Saddharma Pundarika Sutra merupakan nama Sansekerta dari Sutra Bunga Teratai, yang juga disebut sebagai Hukum Pokok dari Sutra Bunga Teratai. Bab 15 mengungkapkan tentang Saddharma Pundarika Sutra sebagai berikut: “Mereka tidaklah tercemar oleh keduniawian, seperti halnya bunga teratai tidak tercemar oleh air.” Bunga Teratai melambangkan kemurnian karena bunga teratai yang indah tidak pernah menjadi kotor akibat air berlumpur, sama halnya bahwa kita pun tidak boleh terpengaruh oleh lingkungan yang buruk. Seseorang tidak boleh menyalahkan orang lain atas kesalahan yang diperbuat mereka. Bunga Teratai juga melambangkan hukum sebab-akibat, karena ketika bunga teratai mekar, ia telah mengandung biji di dalamnya. Bunga adalah sebab sedangkan bijinya adalah akibat, dan air, tanah, suhu adalah jodohnya.

SHAKU-MON DAN HON-MON

Saddharma Pundarika Sutra terdiri dari 28 bab.
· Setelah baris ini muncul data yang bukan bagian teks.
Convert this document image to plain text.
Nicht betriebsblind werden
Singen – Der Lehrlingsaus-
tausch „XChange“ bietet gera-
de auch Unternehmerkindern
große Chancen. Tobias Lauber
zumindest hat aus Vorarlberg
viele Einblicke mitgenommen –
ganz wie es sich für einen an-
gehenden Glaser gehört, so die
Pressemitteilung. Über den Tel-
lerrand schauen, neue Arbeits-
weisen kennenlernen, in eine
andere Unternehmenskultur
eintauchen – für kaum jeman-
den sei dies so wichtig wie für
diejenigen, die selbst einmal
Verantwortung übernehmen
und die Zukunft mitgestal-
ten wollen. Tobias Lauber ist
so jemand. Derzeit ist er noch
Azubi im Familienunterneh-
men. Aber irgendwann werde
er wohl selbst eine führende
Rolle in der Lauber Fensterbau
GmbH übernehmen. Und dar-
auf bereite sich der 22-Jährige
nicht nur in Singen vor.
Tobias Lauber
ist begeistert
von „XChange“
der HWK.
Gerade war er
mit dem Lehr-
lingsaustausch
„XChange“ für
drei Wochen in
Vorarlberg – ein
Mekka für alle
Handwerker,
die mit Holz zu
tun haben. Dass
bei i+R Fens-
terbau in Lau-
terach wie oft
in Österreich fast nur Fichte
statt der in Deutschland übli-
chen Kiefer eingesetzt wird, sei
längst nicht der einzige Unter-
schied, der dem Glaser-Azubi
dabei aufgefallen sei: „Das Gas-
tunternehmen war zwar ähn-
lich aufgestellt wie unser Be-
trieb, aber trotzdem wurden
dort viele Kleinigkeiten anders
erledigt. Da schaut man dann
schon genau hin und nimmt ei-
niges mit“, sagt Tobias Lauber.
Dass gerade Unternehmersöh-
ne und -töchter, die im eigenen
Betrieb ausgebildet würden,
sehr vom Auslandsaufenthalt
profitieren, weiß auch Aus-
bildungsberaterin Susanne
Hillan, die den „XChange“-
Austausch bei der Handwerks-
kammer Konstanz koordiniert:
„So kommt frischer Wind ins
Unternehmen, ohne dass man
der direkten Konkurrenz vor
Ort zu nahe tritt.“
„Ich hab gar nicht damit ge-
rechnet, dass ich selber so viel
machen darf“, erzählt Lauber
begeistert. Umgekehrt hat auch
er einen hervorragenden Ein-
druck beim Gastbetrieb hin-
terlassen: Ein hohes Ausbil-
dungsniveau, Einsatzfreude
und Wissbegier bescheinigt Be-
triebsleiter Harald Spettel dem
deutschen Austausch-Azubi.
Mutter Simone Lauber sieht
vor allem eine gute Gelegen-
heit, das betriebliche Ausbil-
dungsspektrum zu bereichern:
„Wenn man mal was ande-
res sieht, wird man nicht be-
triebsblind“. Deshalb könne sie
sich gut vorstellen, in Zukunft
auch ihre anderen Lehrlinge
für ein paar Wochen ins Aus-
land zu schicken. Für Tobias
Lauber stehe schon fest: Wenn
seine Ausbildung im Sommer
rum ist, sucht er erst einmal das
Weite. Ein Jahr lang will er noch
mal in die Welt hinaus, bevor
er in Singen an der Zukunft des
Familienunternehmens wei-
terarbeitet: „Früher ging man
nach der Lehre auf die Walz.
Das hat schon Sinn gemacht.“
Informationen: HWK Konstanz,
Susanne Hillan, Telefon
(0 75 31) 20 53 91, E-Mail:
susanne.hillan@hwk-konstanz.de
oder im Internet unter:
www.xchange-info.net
Menurut Mahaguru T'ien T'ai dari Cina, 14 bab pertama disebut Shaku-mon dimana Buddha Sakyamuni belum mengungkapkan jati diri sesungguhnya, tetapi tampil sebagai seseorang yang terikat oleh batasan ruang dan waktu. Di lain pihak, dalam 14 bab terakhir, sang Buddha mengungkapkan jati diriNya, keberadaanNya di masa lalu tak terbatas, sekarang, dan di masa depan yang kekal abadi. Bab Hon-mon secara khusus menekankan tentang pencapaian keselamatan bagi semua mahkluk setelah kemokshaan sang Buddha.
Dalam bab 16, Panjang Usia sang Tathagata, Buddha Sakyamuni berkata, “Para dewa, manusia, dan asura di dunia mengira bahwa Aku, Buddha Sakyamuni, meninggalkan istana kaum Sakya, duduk di tempat Penerangan tak jauh dari kota Gaya, dan mencapai Kesadaran Buddha. Sesungguhnya, telah lewat ratusan, ribuan, jutaan nayuta kalpa semenjak Aku pertama kali menjadi Buddha.” Ia mengungkapkan keberadaan dari Buddha yang kekal abadi dalam bab 16.

Shaku-mon adalah ajaran-ajaran dari Buddha dalam sejarah sedang Hon-mon adalah ajaran-ajaran dari Buddha Abadi. Ketika kita melihat Buddha sebagai mahkluk fisik yang lahir di India dan hidup selama 80 tahun, Ia adalah Buddha dalam sejarah. Tetapi ketika kita memandang Buddha sebagai mahkluk spiritual, Ia adalah Buddha Abadi karena ajaran-ajaranNya akan tetap ada selamanya. Secara lebih detail akan dibahas pada bab 16.

SHAKU-BUTSU DAN HON-BUTSU

SHAKU-BUTSU adalah Buddha Sakyamuni sebagai seorang manusia dalam sejarah. Lihat Bab 16: “Para dewa, manusia, dan asura di dunia mengira bahwa Aku, Buddha Sakyamuni, meninggalkan istana kaum Sakya, duduk di tempat Penerangan tak jauh dari kota Gaya, dan mencapai Kesadaran Buddha.” P.241 of The Lotus Sutra.
HON-BUTSU adalah Buddha Sakyamuni Buddha sebagai Buddha Pokok dan Abadi. Lihat bab 16: “Sesungguhnya, telah lewat ratusan, ribuan, jutaan nayuta kalpa semenjak Aku pertama kali menjadi Buddha." P.241 of The Lotus Sutra.